##### What is Tan Delta (dielectric loss) Test?

Since transformer oil is used in circuit breakers, cables and switches, it is also necessary to test the conditioning of the oil. This is because it strengthens the dielectric properties of the oil and hence the Tan Delta Test is used to know the condition of the oil in the transformer. The complementary angle of the included angle (power factor angle Φ) between the current phase and the voltage phaser flowing in the dielectric under the action of the alternating electric field is called the dielectric loss angle δ. Under the action of the alternating electric field, the charge accumulated in the dielectric has two components:

(1) Active power. One is the power consumed for heating, also known as the in-phase component;

(2) Reactive power, also known as out-of-phase component. The ratio of the out-of-phase component to the in-phase component is called the dielectric loss tangent tanδ. tanδ=1/WCR (where W is the angular frequency of the alternating electric field, C is the dielectric capacitance, R is the loss resistance).
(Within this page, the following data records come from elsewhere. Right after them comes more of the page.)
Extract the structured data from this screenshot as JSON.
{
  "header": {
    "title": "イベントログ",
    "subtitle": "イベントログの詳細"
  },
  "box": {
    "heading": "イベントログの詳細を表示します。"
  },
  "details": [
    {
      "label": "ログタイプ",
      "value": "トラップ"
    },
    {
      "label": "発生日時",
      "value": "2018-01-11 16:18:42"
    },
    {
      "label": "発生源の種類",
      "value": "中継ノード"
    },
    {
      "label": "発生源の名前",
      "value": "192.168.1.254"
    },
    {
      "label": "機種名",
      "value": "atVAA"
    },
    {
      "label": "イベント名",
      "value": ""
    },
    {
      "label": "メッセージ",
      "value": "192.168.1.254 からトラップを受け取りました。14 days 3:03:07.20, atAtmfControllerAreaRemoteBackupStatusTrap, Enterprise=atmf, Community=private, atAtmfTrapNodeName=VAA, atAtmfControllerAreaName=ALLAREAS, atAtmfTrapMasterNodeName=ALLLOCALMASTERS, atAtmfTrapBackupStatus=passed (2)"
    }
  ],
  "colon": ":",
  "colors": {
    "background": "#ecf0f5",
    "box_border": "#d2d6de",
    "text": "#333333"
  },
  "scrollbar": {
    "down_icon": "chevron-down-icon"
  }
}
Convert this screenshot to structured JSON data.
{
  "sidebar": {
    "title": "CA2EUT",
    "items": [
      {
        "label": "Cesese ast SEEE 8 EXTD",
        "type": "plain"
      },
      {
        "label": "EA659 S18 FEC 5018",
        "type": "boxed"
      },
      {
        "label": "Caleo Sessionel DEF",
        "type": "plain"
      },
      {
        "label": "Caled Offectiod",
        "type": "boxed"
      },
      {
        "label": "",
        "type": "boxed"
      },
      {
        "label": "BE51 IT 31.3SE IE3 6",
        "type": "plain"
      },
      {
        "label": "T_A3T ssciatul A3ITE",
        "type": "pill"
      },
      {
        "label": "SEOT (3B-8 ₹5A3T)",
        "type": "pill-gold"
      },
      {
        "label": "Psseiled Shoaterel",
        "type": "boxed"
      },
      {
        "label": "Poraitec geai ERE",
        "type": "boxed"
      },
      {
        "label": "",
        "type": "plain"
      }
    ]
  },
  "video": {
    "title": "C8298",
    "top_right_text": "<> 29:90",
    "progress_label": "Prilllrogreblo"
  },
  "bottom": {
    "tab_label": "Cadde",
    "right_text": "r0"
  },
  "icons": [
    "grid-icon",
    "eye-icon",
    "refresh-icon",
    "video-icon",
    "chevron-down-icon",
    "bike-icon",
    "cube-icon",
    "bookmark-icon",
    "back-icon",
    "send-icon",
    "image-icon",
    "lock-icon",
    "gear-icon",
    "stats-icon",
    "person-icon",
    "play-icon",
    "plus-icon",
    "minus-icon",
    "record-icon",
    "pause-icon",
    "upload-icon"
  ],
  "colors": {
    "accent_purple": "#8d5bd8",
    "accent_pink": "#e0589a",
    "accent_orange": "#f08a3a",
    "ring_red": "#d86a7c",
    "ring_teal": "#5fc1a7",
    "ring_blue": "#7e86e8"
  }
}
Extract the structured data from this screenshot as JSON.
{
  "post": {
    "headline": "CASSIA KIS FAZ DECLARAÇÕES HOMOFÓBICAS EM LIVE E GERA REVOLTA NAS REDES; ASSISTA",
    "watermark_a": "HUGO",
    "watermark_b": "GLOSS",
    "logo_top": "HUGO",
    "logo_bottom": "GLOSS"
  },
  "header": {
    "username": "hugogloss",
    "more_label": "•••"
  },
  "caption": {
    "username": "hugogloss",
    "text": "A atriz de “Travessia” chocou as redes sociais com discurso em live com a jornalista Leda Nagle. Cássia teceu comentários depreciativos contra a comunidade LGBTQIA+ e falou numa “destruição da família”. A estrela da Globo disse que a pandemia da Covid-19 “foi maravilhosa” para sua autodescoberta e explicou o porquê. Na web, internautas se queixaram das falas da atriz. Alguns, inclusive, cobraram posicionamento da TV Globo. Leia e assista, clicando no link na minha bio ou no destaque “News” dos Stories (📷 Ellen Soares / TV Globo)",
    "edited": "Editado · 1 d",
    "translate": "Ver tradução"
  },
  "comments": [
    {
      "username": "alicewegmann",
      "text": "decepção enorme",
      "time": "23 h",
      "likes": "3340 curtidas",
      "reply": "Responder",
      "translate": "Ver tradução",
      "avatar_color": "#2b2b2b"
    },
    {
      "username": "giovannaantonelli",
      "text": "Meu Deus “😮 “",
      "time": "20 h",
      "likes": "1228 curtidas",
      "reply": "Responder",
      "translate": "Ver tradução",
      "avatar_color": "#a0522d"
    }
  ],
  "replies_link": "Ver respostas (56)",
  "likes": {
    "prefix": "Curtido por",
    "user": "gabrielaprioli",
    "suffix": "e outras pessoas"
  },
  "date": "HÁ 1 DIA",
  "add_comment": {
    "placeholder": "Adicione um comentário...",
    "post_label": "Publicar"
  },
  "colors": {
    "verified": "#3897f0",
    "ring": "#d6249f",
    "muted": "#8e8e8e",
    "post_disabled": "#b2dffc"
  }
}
The dielectric loss tangent is a dimensionless physical quantity.

##### What is the Purpose of Tan Delta (dielectric loss) Test?

The main purpose of the tan delta test is to ensure that the transformer operates safely and reliably. It gives the result of the insulation behavior of the windings by calculating the spread factor and capacitance values.

With the tan delta test method, the loss factor and capacitance values at the required frequency level can be easily known. Thus, any aging factor can be detected earlier and the relevant action can be taken.

The dielectric loss of the transformer generally refers to the magnetic dielectric loss. It mainly consists of two parts: one part is hysteresis loss and the other part is eddy current loss.

Hysteresis Loss: In a transformer, hysteresis loss occurs due to magnetization saturation in the core of the transformer. Magnetic materials in the core eventually become magnetically saturated when placed in a strong magnetic field, such as the magnetic field created by an AC current.

Eddy Current: Eddy currents are currents that circulate in conductors like swirling eddies (an eddy) in a flow. They are induced by alternating magnetic fields and flow in closed loops perpendicular to the magnetic field plane.